Tuesday in Parliament was no different. Despite the PAP itself inching closer to the sacred kitty (i.e., the reserves) by increasing the proportion of investment income the government can use, Prime Minister Lee Hsien Loong gave a long speech about how important it is to safeguard the reserves from “pork barrel” spending.
Of course, he was not referring to pork barrel spending by the ever-prudent PAP. He was implying that if Singaporeans elected any opposition party into power, that party would exhaust all our hard-earned reserves.
Mr Lee cited the examples of Norway and Australia, which according to him both came under populist pressure to spend their reserves during the heat of elections.
In Australia, he said, candidates John Howard and Kevin Rudd had promised multi-billion dollar packages if elected, so much so that major newspapers started a “pork-o-meter” to keep track of the cost of campaign promises.
In Norway, Parliamentarians set the rules then subsequently “broke the rules” on spending caps on their reserves.
I wonder why the PM decided to stick his foot in his mouth when Parliament had already voted unanimously for his government’s proposed spending increase.
Did he not realise he sounded a tad hypocritical?
Since the 1991 election, the PAP has used pork barrel promises in the form of HDB upgrading to further its political objectives. It declared that it is completely justified in upgrading the flats of constituencies that voted for them, and bumping opposition held wards to the end of the queue — a truly non sequitur kind of logic.

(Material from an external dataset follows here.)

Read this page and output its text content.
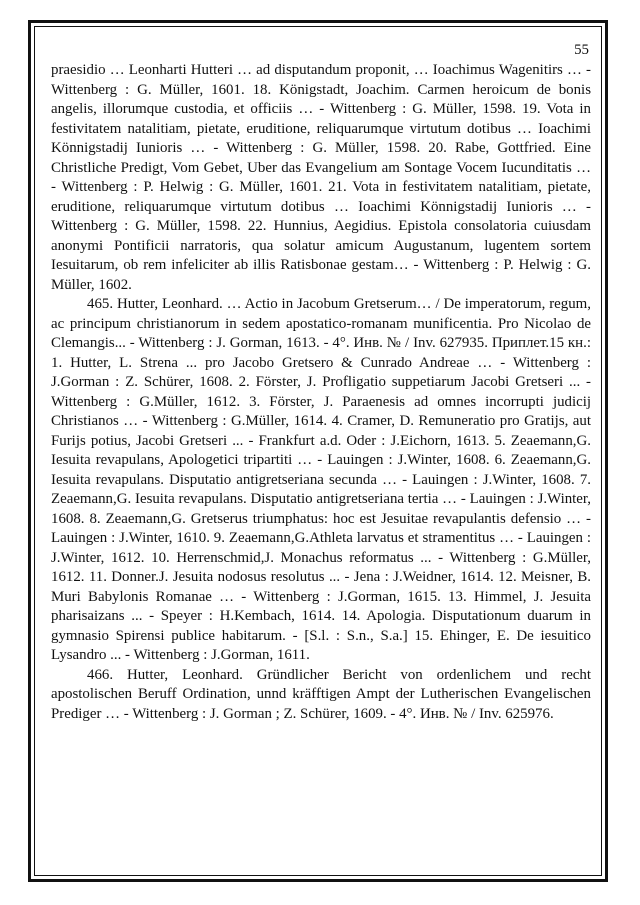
55

praesidio … Leonharti Hutteri … ad disputandum proponit, … Ioachimus Wagenitirs … - Wittenberg : G. Müller, 1601. 18. Königstadt, Joachim. Carmen heroicum de bonis angelis, illorumque custodia, et officiis … - Wittenberg : G. Müller, 1598. 19. Vota in festivitatem natalitiam, pietate, eruditione, reliquarumque virtutum dotibus … Ioachimi Könnigstadij Iunioris … - Wittenberg : G. Müller, 1598. 20. Rabe, Gottfried. Eine Christliche Predigt, Vom Gebet, Uber das Evangelium am Sontage Vocem Iucunditatis … - Wittenberg : P. Helwig : G. Müller, 1601. 21. Vota in festivitatem natalitiam, pietate, eruditione, reliquarumque virtutum dotibus … Ioachimi Könnigstadij Iunioris … - Wittenberg : G. Müller, 1598. 22. Hunnius, Aegidius. Epistola consolatoria cuiusdam anonymi Pontificii narratoris, qua solatur amicum Augustanum, lugentem sortem Iesuitarum, ob rem infeliciter ab illis Ratisbonae gestam… - Wittenberg : P. Helwig : G. Müller, 1602.

465. Hutter, Leonhard. … Actio in Jacobum Gretserum… / De imperatorum, regum, ac principum christianorum in sedem apostatico-romanam munificentia. Pro Nicolao de Clemangis... - Wittenberg : J. Gorman, 1613. - 4°. Инв. № / Inv. 627935. Приплет.15 кн.: 1. Hutter, L. Strena ... pro Jacobo Gretsero & Cunrado Andreae … - Wittenberg : J.Gorman : Z. Schürer, 1608. 2. Förster, J. Profligatio suppetiarum Jacobi Gretseri ... - Wittenberg : G.Müller, 1612. 3. Förster, J. Paraenesis ad omnes incorrupti judicij Christianos … - Wittenberg : G.Müller, 1614. 4. Cramer, D. Remuneratio pro Gratijs, aut Furijs potius, Jacobi Gretseri ... - Frankfurt a.d. Oder : J.Eichorn, 1613. 5. Zeaemann,G. Iesuita revapulans, Apologetici tripartiti … - Lauingen : J.Winter, 1608. 6. Zeaemann,G. Iesuita revapulans. Disputatio antigretseriana secunda … - Lauingen : J.Winter, 1608. 7. Zeaemann,G. Iesuita revapulans. Disputatio antigretseriana tertia … - Lauingen : J.Winter, 1608. 8. Zeaemann,G. Gretserus triumphatus: hoc est Jesuitae revapulantis defensio … - Lauingen : J.Winter, 1610. 9. Zeaemann,G.Athleta larvatus et stramentitus … - Lauingen : J.Winter, 1612. 10. Herrenschmid,J. Monachus reformatus ... - Wittenberg : G.Müller, 1612. 11. Donner.J. Jesuita nodosus resolutus ... - Jena : J.Weidner, 1614. 12. Meisner, B. Muri Babylonis Romanae … - Wittenberg : J.Gorman, 1615. 13. Himmel, J. Jesuita pharisaizans ... - Speyer : H.Kembach, 1614. 14. Apologia. Disputationum duarum in gymnasio Spirensi publice habitarum. - [S.l. : S.n., S.a.] 15. Ehinger, E. De iesuitico Lysandro ... - Wittenberg : J.Gorman, 1611.

466. Hutter, Leonhard. Gründlicher Bericht von ordenlichem und recht apostolischen Beruff Ordination, unnd kräfftigen Ampt der Lutherischen Evangelischen Prediger … - Wittenberg : J. Gorman ; Z. Schürer, 1609. - 4°. Инв. № / Inv. 625976.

In the last election, Senior Minister Goh Chok Tong promised $180 million to upgrade Hougang and Potong Pasir flats, without even thinking through how the government was going to fund that spending, as he admitted months later.
How about the $2.6 billion “Progress Package” dished out days before Polling Day? Does that smell porky enough?
It is amusing that he cited Australia as a negative example. Kevin Rudd actually proposed less spending than John Howard — and won.
The newspapers came up with a “pork-o-meter”. Well at least they were educating citizens about politicians’ populist proposals. I don’t recall our local papers pointing out that selective upgrading promises were pork barrel spending, or that election cash giveaways could be considered vote-buying in many developed countries.